Primera conclusión, que si tiene usted afanes políticos pero carece de vasconomástica, lo suyo es el españolismo, o los movimientos sociales, pero en todo caso lo tiene difícil: sólo por su apellido, tiene cinco veces menos posibilidades de ser electo que otro ciudadano. Y de ser lehendakari, diez menos.

La designación de los candidatos a las elecciones es coto reservado de los propios partidos y, por tanto, el color apellídistico de los parlamentarios no deriva de la elección directa de los ciudadanos, sino de la preselección de partido. Segunda conclusión entonces: que son los partidos que pudiéramos denominar ‘vascos fetén’ los que acotan su representación a ‘ciudadanos vascos fetén’. Y si lo hacen, es obvio, es porque creen que ello les favorece incluso ante los votantes de los otros grupos onomásticos que son mayoritarios. Lo que efectivamente es así: es claro que ese 60% de ciudadanos que vota al PNV o EH-Bildu no puede poseer la misma apellidística que sus representantes (sólo un 20% de la sociedad la posee), y sin embargo les votan encantados y se sienten más realizados en sus anhelos simbólicos cuando es un ‘pata negra’ con label quien les representa, y no un ‘García Pérez’como son ellos mismos.

Tercera conclusión: PNV o EH-Bildu proclaman como principio que todos los vascos son igual de vascos, pero seleccionan para sus puestos de representación entre los pocos que poseen el label, lo que pone muy en cuestión la sinceridad de su proclamada creencia.

¿Podría sugerirse sin ofender a nadie que debe andar por ahí suelto un cierto síndrome culposo de ‘insuficiencia vasca’? Porque algún virus tiene que aquejar a una sociedad que es capaz de llevar a efecto una conducta tan desviada de aquello a lo que normalmente tiende la representación política dejada a sí misma, es decir, a elegir a los similares. Aunque se podría también enfocar, en los ya clásicos términos gramscianos sobre la hegemonía, como un caso de imposición ideológica dócilmente aceptada por sus sujetos debido a inconfesables pautas culturales introyectadas. Lo que no puede suponerse es que el electorado vasco no perciba las diferencias, como dirá mucho ingenuo intencionado: nos importa tan poco que elegimos sin mirar el apellido. ¡Quiá! Lo cierto es que lo miramos tanto como para invertir su peso.

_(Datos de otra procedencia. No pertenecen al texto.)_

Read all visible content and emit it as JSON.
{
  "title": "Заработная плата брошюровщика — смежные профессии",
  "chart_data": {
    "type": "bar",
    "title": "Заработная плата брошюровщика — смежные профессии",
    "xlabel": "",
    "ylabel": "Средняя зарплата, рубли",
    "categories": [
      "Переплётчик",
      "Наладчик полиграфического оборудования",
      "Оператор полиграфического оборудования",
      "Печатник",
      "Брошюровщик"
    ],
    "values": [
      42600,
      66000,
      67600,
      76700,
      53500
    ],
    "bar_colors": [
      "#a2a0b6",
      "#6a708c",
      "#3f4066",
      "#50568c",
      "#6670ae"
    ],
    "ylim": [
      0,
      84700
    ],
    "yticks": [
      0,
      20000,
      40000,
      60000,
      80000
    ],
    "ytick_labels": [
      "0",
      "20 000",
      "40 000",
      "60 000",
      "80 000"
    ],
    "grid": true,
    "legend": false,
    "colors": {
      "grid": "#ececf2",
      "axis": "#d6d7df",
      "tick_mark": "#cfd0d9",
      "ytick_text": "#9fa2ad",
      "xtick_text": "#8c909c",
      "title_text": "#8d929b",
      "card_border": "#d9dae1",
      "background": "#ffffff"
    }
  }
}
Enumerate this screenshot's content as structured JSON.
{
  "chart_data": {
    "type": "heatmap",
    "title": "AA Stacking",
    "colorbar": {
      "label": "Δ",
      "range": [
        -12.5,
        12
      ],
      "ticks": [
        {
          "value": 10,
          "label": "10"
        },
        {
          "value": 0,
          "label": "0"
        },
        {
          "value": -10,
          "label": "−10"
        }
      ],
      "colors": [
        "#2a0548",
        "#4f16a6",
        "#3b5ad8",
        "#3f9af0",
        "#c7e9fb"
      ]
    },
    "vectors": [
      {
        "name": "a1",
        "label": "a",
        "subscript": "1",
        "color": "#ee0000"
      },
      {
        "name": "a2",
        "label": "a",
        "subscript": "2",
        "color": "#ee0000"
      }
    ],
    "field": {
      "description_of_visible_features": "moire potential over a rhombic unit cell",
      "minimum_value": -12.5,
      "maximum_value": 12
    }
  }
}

En el fondo, ésta es una de esas peculiaridades vascas que, de puro asumidas como poco menos que naturales, nadie percibe como tal peculiaridad. O prefiere no hablar de ella. Como lo de que nuestra ‘lengua propia’ sea la que no nos es propia a la mayoría. O que los niños de ahora lleven nombres inexistentes en la tradición familiar de sus padres. ¡Curioso país éste, no tanto por sus extravagancias mismas como por el hecho de que nadie parece querer verlas ni comentarlas! ¿Algún día vendrá un antropólogo extranjero a estudiarnos? Se haría famoso a poco que afinara. Creo yo.